11 mar 2012

Vaya, ¿somos realmente los aristócratas tan peculiares? ¿Qué opinan ustedes?


Lo primero que hizo la señora marquesa fue dar un alarido impropio de su alta cuna. Lo segundo, llamar con voz desesperada a su fiel y segura servidora:
-¡Merceditas, ven inmediatamenteeeee! ¡Que me da un soponciooooooo!
Todo era menudo en Merceditas: su estatura, su voz, sus pasos al correr en auxilio de la señora, su sueldo, y hasta su nombre.
-¿Qué le sucede, señora? –preguntó, con suma mesura.

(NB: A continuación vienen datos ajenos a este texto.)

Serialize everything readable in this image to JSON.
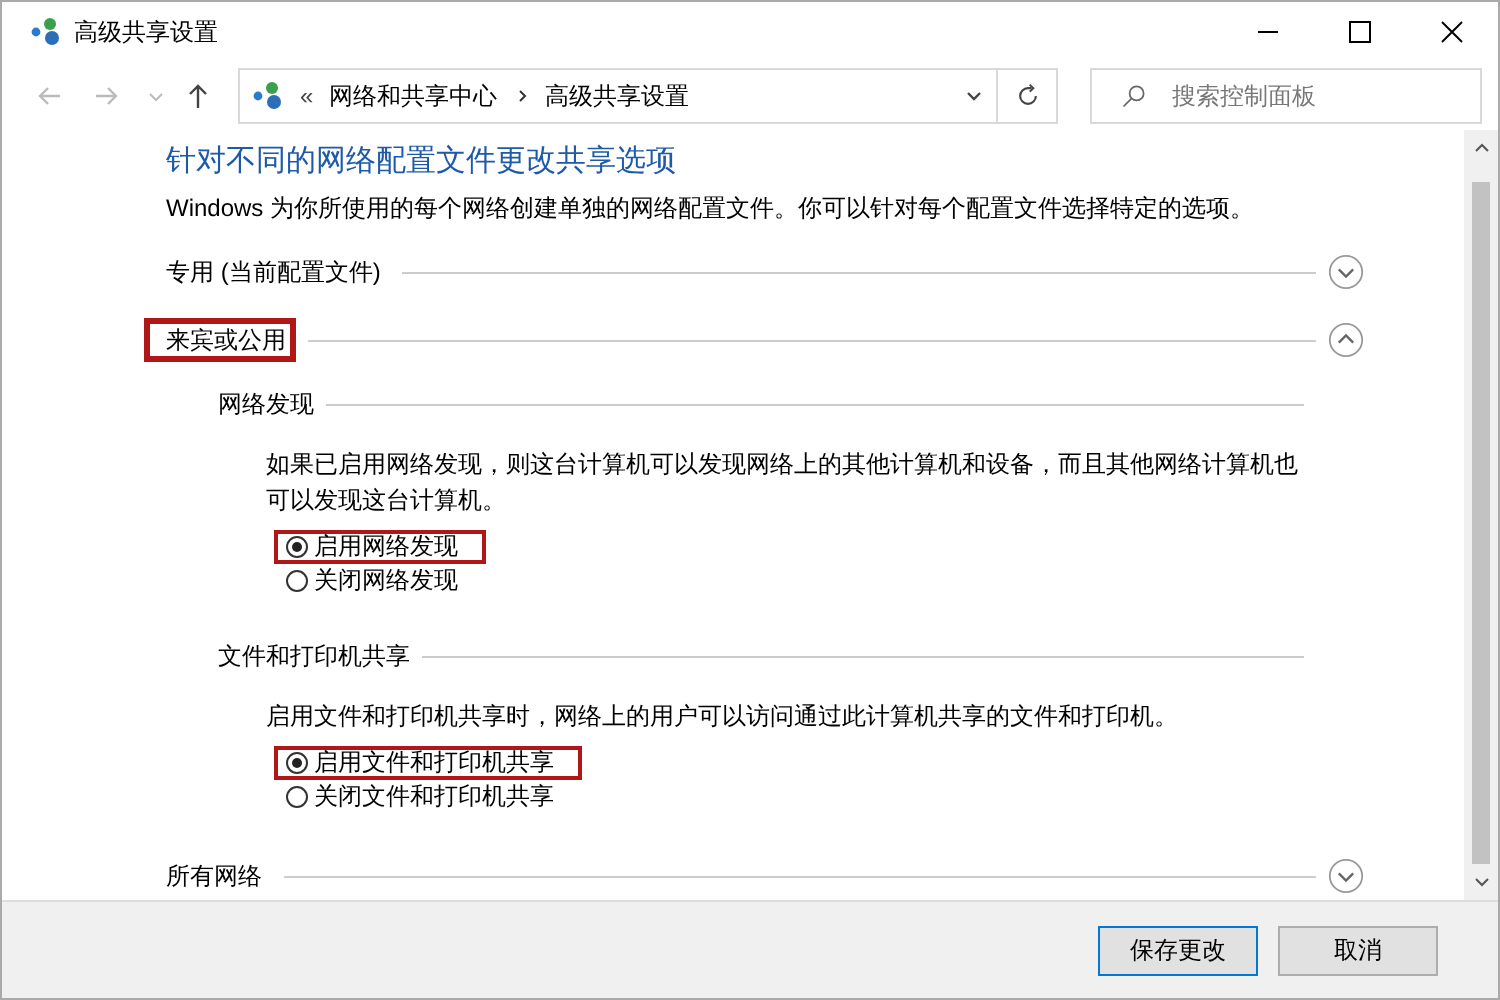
{
  "window": {
    "title": "高级共享设置"
  },
  "address_bar": {
    "overflow": "«",
    "path": [
      "网络和共享中心",
      "高级共享设置"
    ]
  },
  "search": {
    "placeholder": "搜索控制面板"
  },
  "heading": "针对不同的网络配置文件更改共享选项",
  "intro": "Windows 为你所使用的每个网络创建单独的网络配置文件。你可以针对每个配置文件选择特定的选项。",
  "profiles": [
    {
      "title": "专用 (当前配置文件)",
      "expanded": false,
      "highlighted": false
    },
    {
      "title": "来宾或公用",
      "expanded": true,
      "highlighted": true,
      "groups": [
        {
          "title": "网络发现",
          "description": "如果已启用网络发现，则这台计算机可以发现网络上的其他计算机和设备，而且其他网络计算机也可以发现这台计算机。",
          "options": [
            {
              "label": "启用网络发现",
              "selected": true,
              "highlighted": true
            },
            {
              "label": "关闭网络发现",
              "selected": false,
              "highlighted": false
            }
          ]
        },
        {
          "title": "文件和打印机共享",
          "description": "启用文件和打印机共享时，网络上的用户可以访问通过此计算机共享的文件和打印机。",
          "options": [
            {
              "label": "启用文件和打印机共享",
              "selected": true,
              "highlighted": true
            },
            {
              "label": "关闭文件和打印机共享",
              "selected": false,
              "highlighted": false
            }
          ]
        }
      ]
    },
    {
      "title": "所有网络",
      "expanded": false,
      "highlighted": false
    }
  ],
  "buttons": [
    "保存更改",
    "取消"
  ]
}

Si la señora marquesa no hubiera sido víctima de los nervios, habría podido explicarle que al pasar por el salón había girado su perlado cuello hacia la derecha para admirar su distinguida imagen en un hermoso espejo, regalo de Cuqui de las Rozas. Mas, ¡ay!, en lugar de encontrar el reflejo de su enjoyada y señorial madurez, no vio nada. Absolutamente nada. El susto había sido morrocotudo.
La noche anterior, la señora marquesa había padecido insomnio. Como era demasiado tarde para llamar a alguna de sus amigas, encendió el televisor. Ante su noble yugular apareció, en plena acción, un vampiro de celuloide. A la señora marquesa no le estremeció el afán succionador del protagonista, sino que un conde tan apuesto y con tanta clase no se reflejara en el espejo.
Y ahora, a ella le había sucedido lo mismo. Por más que pasaba una y otra vez delante del regalo de Cuqui de las Rozas, la marquesa simétrica se resistía a aparecer. ¿Cómo explicárselo a Merceditas, si estaba tan aterrorizada que la voz no le salía del cuerpo? Se limitó a señalar varias veces con su ensortijado índice hacia la pared.
Merceditas era menuda, pero menuda era Merceditas; conocía bien a la señora, e interpretó rauda y veloz aquellos aristocráticos gestos.
-Si lo que quiere saber es dónde está el espejo –aclaró-, me lo he llevado para limpiarlo. Enseguida se lo traigo.
De repente, la señora marquesa comprendió el misterio: no se había reflejado… ¡porque el espejo no estaba! ¡Pero qué atolondrada…! Qué susto…Durante unos angustiosos instantes, había pensado con horror que, por desconocidos avatares del destino, la vida la había degradado a condesa.